Throughout Williams's life, Christian spirituality was his primary focus. In his early days in Providence, he had founded with some others the congregation that would become the First Baptist Church in America. The group believed in baptism by immersion, and Williams was one of the people who conducted such baptisms. But after a few months Williams left the church, saying he felt that no one had the authority to baptise anyone else, and that the apostles were the last true delegates of Jesus. He became a "seeker".
 

    In his seeking, Williams became quite intense. Witness what he does when he hears that Brother Fox, the Quaker, is visiting Newport.

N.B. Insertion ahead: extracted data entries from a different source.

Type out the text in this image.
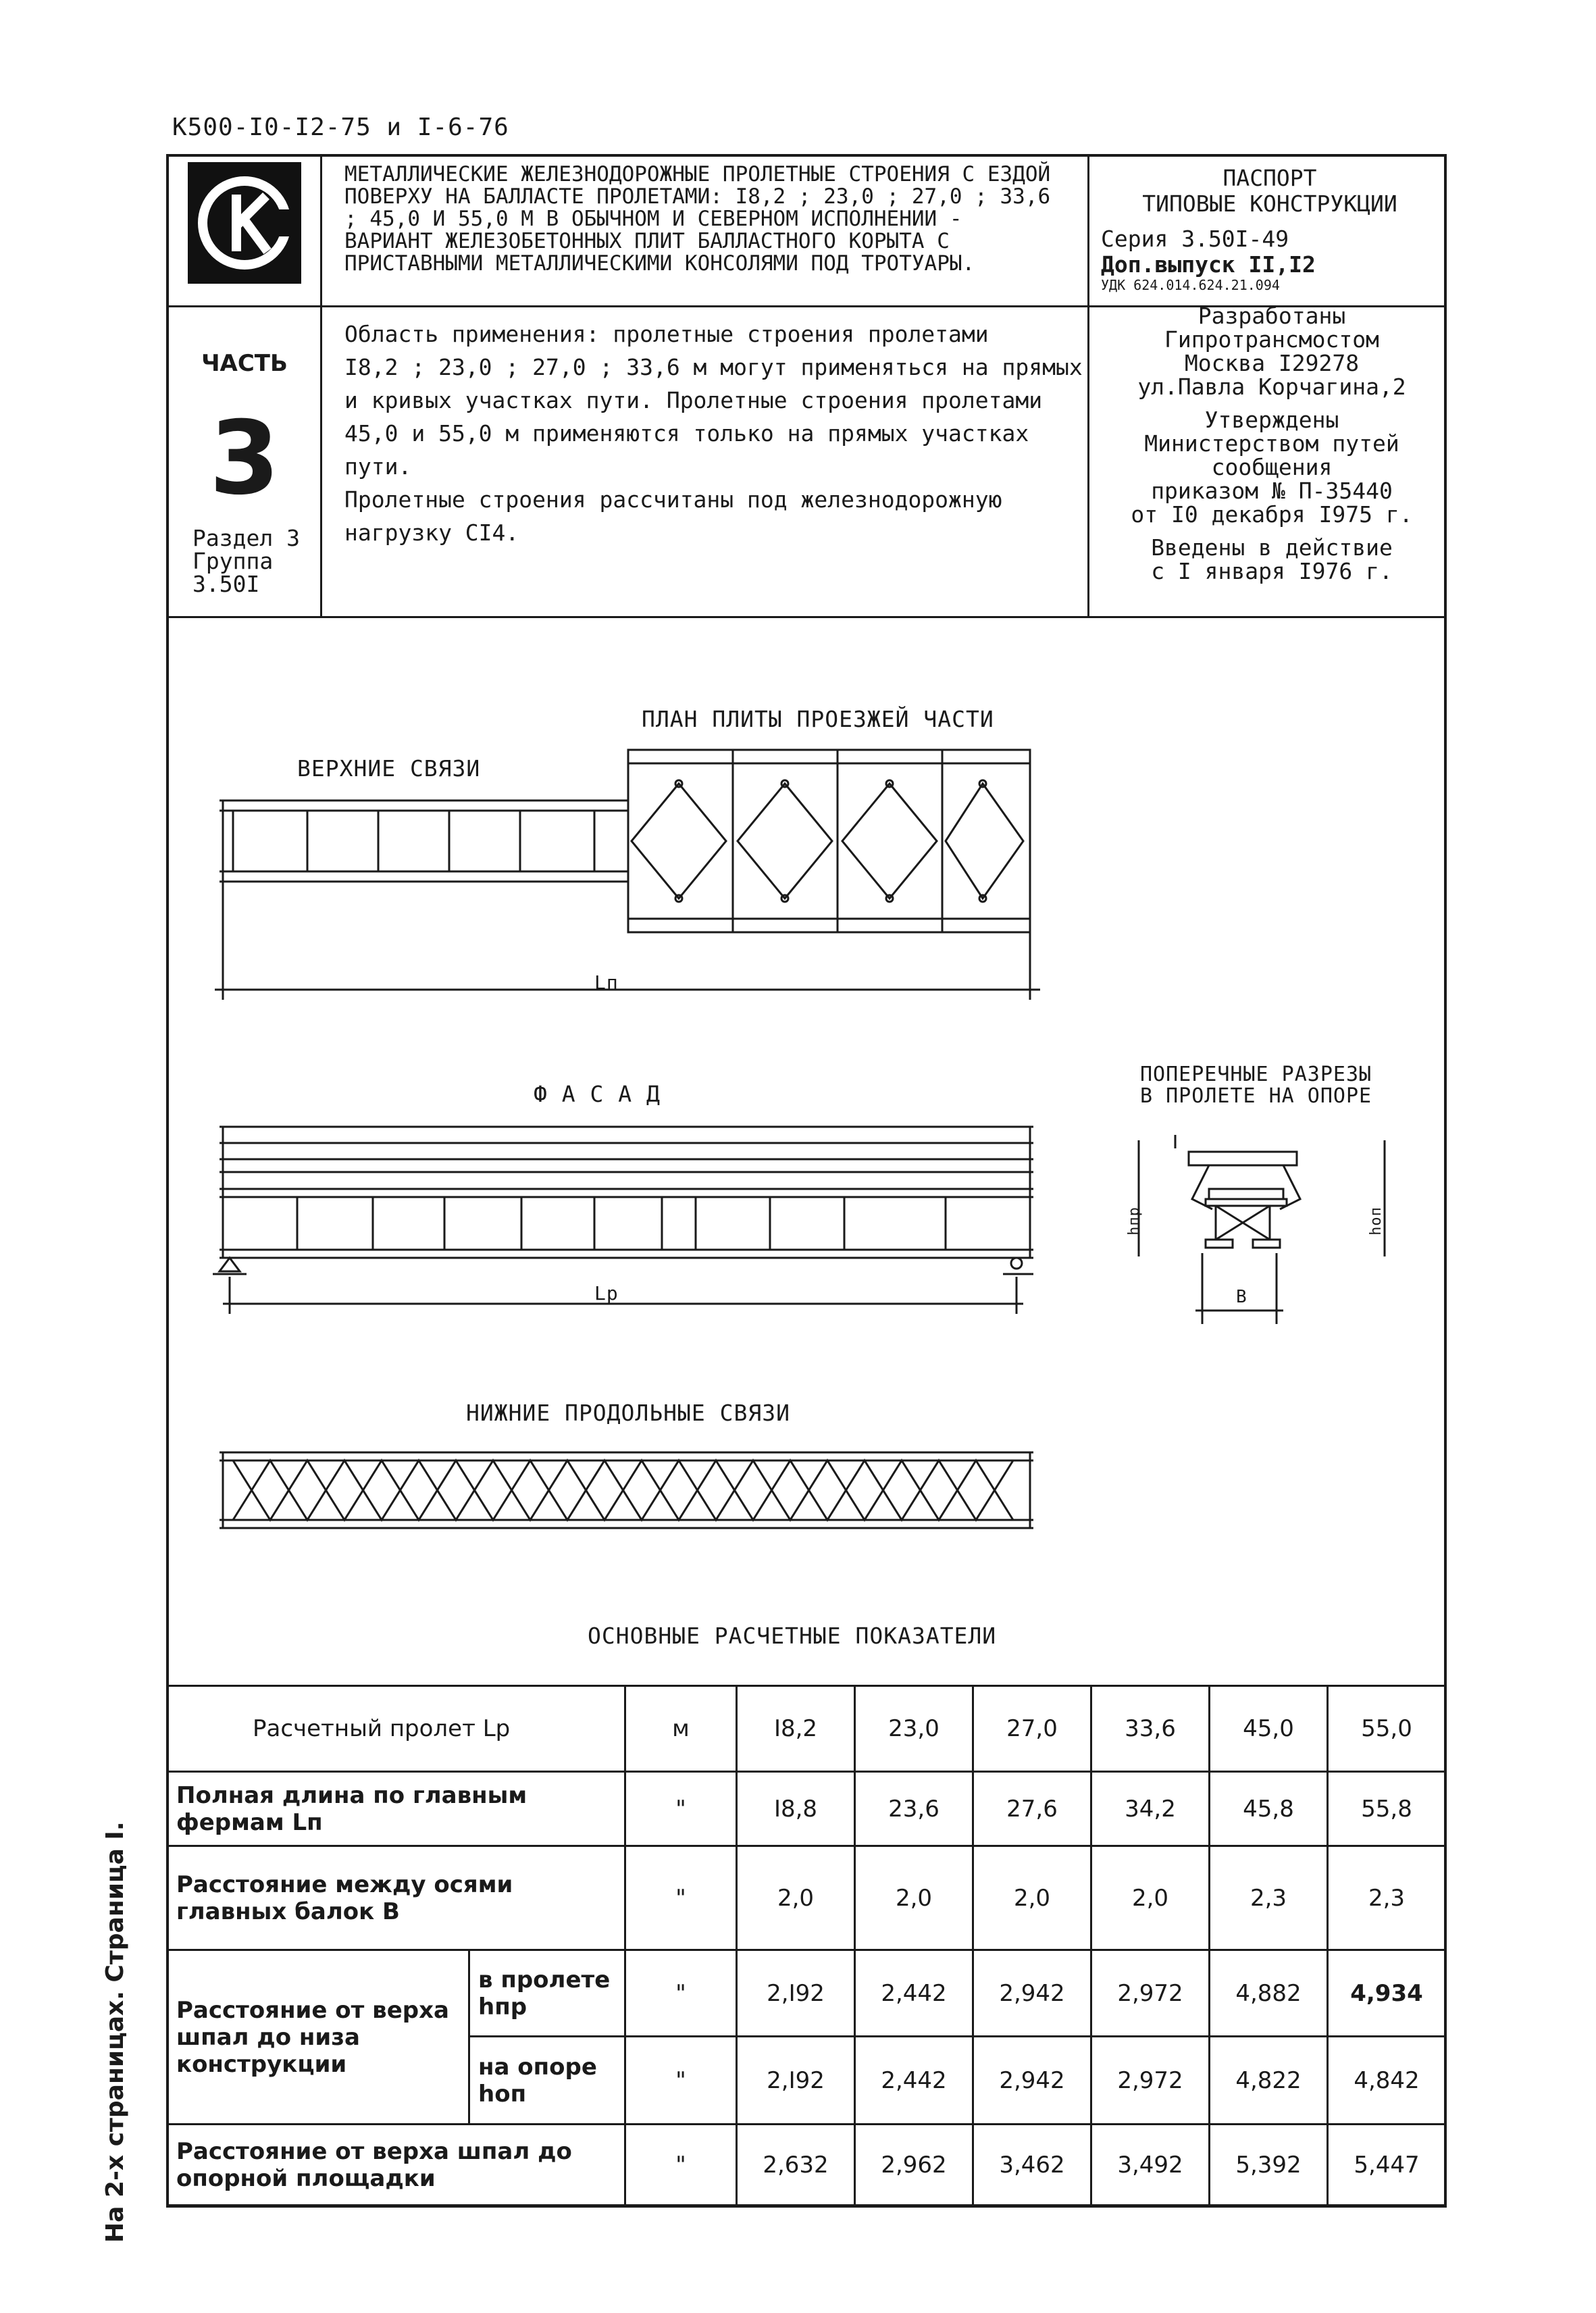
К500-I0-I2-75 и I-6-76
МЕТАЛЛИЧЕСКИЕ ЖЕЛЕЗНОДОРОЖНЫЕ ПРОЛЕТНЫЕ СТРОЕНИЯ С ЕЗДОЙ ПОВЕРХУ НА БАЛЛАСТЕ ПРОЛЕТАМИ: I8,2 ; 23,0 ; 27,0 ; 33,6 ; 45,0 И 55,0 М В ОБЫЧНОМ И СЕВЕРНОМ ИСПОЛНЕНИИ - ВАРИАНТ ЖЕЛЕЗОБЕТОННЫХ ПЛИТ БАЛЛАСТНОГО КОРЫТА С ПРИСТАВНЫМИ МЕТАЛЛИЧЕСКИМИ КОНСОЛЯМИ ПОД ТРОТУАРЫ.
ПАСПОРТ
ТИПОВЫЕ КОНСТРУКЦИИ
Серия 3.50I-49
Доп.выпуск II,I2
УДК 624.014.624.21.094
ЧАСТЬ
3
Раздел 3
Группа
3.50I
Область применения: пролетные строения пролетами
I8,2 ; 23,0 ; 27,0 ; 33,6 м могут применяться на прямых
и кривых участках пути. Пролетные строения пролетами
45,0 и 55,0 м применяются только на прямых участках
пути.
Пролетные строения рассчитаны под железнодорожную
нагрузку СI4.
Разработаны
Гипротрансмостом
Москва I29278
ул.Павла Корчагина,2
Утверждены
Министерством путей
сообщения
приказом № П-35440
от I0 декабря I975 г.
Введены в действие
с I января I976 г.
ПЛАН ПЛИТЫ ПРОЕЗЖЕЙ ЧАСТИ
ВЕРХНИЕ СВЯЗИ
Lп
Ф А С А Д
Lр
ПОПЕРЕЧНЫЕ РАЗРЕЗЫ
В ПРОЛЕТЕ НА ОПОРЕ
hпр	hоп
В
НИЖНИЕ ПРОДОЛЬНЫЕ СВЯЗИ
ОСНОВНЫЕ РАСЧЕТНЫЕ ПОКАЗАТЕЛИ
Расчетный пролет Lр		м	I8,2	23,0	27,0	33,6	45,0	55,0
Полная длина по главным фермам Lп		"	I8,8	23,6	27,6	34,2	45,8	55,8
Расстояние между осями главных балок В		"	2,0	2,0	2,0	2,0	2,3	2,3
Расстояние от верха шпал до низа конструкции	в пролете hпр	"	2,I92	2,442	2,942	2,972	4,882	4,934
	на опоре hоп	"	2,I92	2,442	2,942	2,972	4,822	4,842
Расстояние от верха шпал до опорной площадки		"	2,632	2,962	3,462	3,492	5,392	5,447
На 2-х страницах. Страница I.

It is a summer's day, August, 1672, and Williams makes his way by water to Newport, to debate Fox on theology. About 70 years old, he rows or paddles or sails, perhaps alone, the 30 or so miles. He arrives around midnight. Fox has left, but other Quakers are there, and the next day the Quaker meeting house is filled with partisans.
 

    A solar eclipse doesn't still the debate. Williams speaks most of that first day, growing hoarse and being heckled with shouts of "old man, old man". For two more days the debate continues, and then it moves to Providence. The focus is on how a man, a woman, may know God. By the soul's inner light, say the Quakers. By the Bible, sayeth Roger Williams.